The SNP’s Christine Graham, MSP for Midlothian South, Tweeddale and Lauderdale has declared (as if her current chunk of Caledonia isn’t enough for a body) that she wants to represent the Berwick seat at Westminster when the old warhorse Sir Alan Beith retires next year.

It’s more than a one-horse race: the Lib Dem veteran is grooming Julie Pörksen to replace him, the Tories have Anne-Marie Trevelyan saddled up and hot to trot while Labour’s Scott Dickinson currently carries the outsider tag.

Ukip, meanwhile, have made a serious miscalculation: in choosing Alnwick politico Nigel Coghill-Marshall they spurned that bibulous ex-Tory the Byreman; as a result he has offered to be my political agent when the Godzone branch of the Welsh Nationalists makes its move.

From campaign HQ at the Red Lion I am making U-turns faster than Cameron and Jeremy Clarkson put together: first I would contest the seat, then I wouldn’t, now I might. Is THAT prime ministerial enough for you?

There are problems, you see. The boys in the domino bar are all behind me: Farmer Morebottle has agreed to organise a team of canvassers from his tattie-picking squad, Klondike is making his marquee available for a press conference following the Barmoor windfarm’s champagne launch and Lawnmower is organising a rather rural collection of Election Day transport.

But the stumbling block proved to be the campaign motto. What could be more appropriate than the Welsh Nats’ own ‘Cymru am Beth’ (Wales for Ever)?

It wasn’t that the Byreman couldn’t get his teeth around it (in truth, he hasn’t got any teeth!); it was when we pronounced it phonetically.

“Cumry-am-beethe?” repeated the Byreman. “Doesn’t that sound like ‘Beith for ever’?”

Ah well, back to the drawing board.

I WAS a part-owner of the best-run railway company in Britain until yesterday.

Using senior railcards, Gemma and I can travel first-class for the price of standard, enjoy at-our-seat meals and, airline-style, free wines and spirits whenever and wherever we want in our pre-booked, spacious seats.

My most frequent journey between Berwick and London – even allowing for a pre-prandial snifter and an after-dinner snooze – provide the perfect amount of time for me to research, write and submit a Journal column using the train’s free wifi.

The onboard staff are invariably helpful and charming and, at either end of the journey, the use of a first-class lounge pass purchased with my loyalty (rail miles?) card makes a day’s travel more like spending four hours in a Pall Mall club.

But it all hit the buffers yesterday.

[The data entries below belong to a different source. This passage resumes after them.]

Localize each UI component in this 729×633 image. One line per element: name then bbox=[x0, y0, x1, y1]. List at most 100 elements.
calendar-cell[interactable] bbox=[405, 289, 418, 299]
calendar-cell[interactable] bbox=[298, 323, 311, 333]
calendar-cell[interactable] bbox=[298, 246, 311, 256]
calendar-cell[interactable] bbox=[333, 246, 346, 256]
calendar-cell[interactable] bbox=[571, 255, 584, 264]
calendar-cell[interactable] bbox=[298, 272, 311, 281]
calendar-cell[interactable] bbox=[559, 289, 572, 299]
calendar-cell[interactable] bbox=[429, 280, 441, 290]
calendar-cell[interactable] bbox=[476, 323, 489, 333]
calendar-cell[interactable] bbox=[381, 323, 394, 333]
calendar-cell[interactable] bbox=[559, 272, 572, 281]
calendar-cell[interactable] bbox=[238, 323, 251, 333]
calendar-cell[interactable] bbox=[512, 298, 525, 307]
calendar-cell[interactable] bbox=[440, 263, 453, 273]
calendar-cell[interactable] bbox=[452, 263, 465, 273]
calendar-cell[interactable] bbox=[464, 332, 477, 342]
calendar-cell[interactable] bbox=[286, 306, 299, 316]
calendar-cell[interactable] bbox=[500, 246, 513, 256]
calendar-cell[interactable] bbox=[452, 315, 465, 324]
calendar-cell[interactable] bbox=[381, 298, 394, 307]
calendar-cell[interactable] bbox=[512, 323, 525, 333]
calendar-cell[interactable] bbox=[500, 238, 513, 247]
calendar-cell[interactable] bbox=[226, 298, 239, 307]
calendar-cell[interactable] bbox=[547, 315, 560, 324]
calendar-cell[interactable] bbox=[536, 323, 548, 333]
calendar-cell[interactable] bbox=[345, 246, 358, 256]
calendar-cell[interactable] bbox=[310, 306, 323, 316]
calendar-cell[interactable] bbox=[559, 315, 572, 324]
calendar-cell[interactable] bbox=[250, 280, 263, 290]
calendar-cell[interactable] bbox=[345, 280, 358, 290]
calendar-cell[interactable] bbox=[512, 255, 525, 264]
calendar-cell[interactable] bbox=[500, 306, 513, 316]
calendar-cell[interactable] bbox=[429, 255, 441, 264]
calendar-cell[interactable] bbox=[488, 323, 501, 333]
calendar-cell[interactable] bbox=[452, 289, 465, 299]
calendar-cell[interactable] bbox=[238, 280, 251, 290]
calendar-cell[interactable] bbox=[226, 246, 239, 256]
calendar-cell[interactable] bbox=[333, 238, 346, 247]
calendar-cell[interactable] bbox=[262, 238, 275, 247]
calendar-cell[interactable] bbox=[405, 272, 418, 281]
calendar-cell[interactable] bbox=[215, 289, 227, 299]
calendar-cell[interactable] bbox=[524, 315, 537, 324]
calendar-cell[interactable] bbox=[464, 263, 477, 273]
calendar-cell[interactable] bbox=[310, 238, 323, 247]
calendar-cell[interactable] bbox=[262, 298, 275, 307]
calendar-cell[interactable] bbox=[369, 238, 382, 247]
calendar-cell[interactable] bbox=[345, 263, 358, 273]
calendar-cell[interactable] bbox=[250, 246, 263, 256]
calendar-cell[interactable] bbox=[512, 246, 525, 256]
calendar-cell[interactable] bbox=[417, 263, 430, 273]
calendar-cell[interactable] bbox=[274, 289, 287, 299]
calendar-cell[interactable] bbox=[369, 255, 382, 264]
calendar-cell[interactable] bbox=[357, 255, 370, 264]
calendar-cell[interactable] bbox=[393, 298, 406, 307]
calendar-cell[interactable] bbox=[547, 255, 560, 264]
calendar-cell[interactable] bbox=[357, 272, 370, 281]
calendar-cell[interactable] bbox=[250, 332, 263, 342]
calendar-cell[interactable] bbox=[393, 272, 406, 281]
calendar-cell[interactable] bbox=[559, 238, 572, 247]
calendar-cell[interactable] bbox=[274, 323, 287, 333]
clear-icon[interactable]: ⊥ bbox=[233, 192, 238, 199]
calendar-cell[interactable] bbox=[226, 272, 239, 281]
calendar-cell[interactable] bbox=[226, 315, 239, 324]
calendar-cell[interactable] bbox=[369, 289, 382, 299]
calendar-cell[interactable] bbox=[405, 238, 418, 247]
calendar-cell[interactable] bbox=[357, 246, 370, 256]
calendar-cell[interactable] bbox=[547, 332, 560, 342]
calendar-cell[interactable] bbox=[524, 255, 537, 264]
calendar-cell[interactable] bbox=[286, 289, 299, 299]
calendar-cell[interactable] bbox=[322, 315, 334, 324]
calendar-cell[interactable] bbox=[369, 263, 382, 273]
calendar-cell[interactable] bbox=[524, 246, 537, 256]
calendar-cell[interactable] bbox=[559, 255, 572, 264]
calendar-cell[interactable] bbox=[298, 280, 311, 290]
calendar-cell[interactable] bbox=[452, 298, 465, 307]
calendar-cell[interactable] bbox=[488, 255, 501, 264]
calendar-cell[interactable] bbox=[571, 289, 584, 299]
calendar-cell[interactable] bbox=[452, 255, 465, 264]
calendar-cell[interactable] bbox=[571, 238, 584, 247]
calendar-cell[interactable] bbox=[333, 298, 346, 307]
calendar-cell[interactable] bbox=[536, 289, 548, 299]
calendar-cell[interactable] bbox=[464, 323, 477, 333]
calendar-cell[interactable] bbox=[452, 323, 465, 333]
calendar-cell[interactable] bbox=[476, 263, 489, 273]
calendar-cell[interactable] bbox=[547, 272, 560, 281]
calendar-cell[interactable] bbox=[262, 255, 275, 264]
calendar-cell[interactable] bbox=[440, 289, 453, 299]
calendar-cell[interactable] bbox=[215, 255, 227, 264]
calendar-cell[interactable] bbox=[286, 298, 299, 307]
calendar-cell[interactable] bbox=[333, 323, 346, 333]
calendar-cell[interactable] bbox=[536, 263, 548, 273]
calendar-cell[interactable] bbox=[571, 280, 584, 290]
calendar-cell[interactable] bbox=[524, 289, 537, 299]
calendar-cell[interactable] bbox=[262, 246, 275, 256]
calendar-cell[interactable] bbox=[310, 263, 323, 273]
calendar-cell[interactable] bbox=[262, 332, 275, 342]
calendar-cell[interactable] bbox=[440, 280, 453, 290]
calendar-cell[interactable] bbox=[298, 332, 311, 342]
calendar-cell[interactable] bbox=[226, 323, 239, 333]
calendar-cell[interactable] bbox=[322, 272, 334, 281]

That was when our ideologically right-on government announced that East Coast, the nation’s most successful and profitable rail company since we taxpayers saved it from private operators who pulled out because they couldn’t make it pay, was to be re-privatised by a consortium formed between Virgin and Stagecoach.

Now it would be wrong to prejudge the outcome before Virgin Trains East Coast comes into operation next March; suffice to say, however, that I currently operate my own boycott of the Virgin Cross-Country service with its cardboard sandwiches and insufficient carriages, and that colleagues who use the Virgin West Coast service to London actually become misty-eyed when recalling the ‘bad old days’ of British Rail.

The fact is that East Coast, since being taken under the taxpayer’s wing, has been an embarrassing success for old-style public ownership as far as the UK Conservatives currently running the country are concerned.

They prefer to characterise all national-owned utilities as wasteful, cash-guzzling outfits; in the case of East Coast nothing could be further from the truth.

The company requires less public subsidy than any of the 15 privately run rail franchises and since 2009 – when the most recent private owners bowed out (dis)gracefully - has proved a lucrative cash cow for the state, bringing in around £1bn to the exchequer.

So exactly what IS the point of privatising if not for blind political vanity?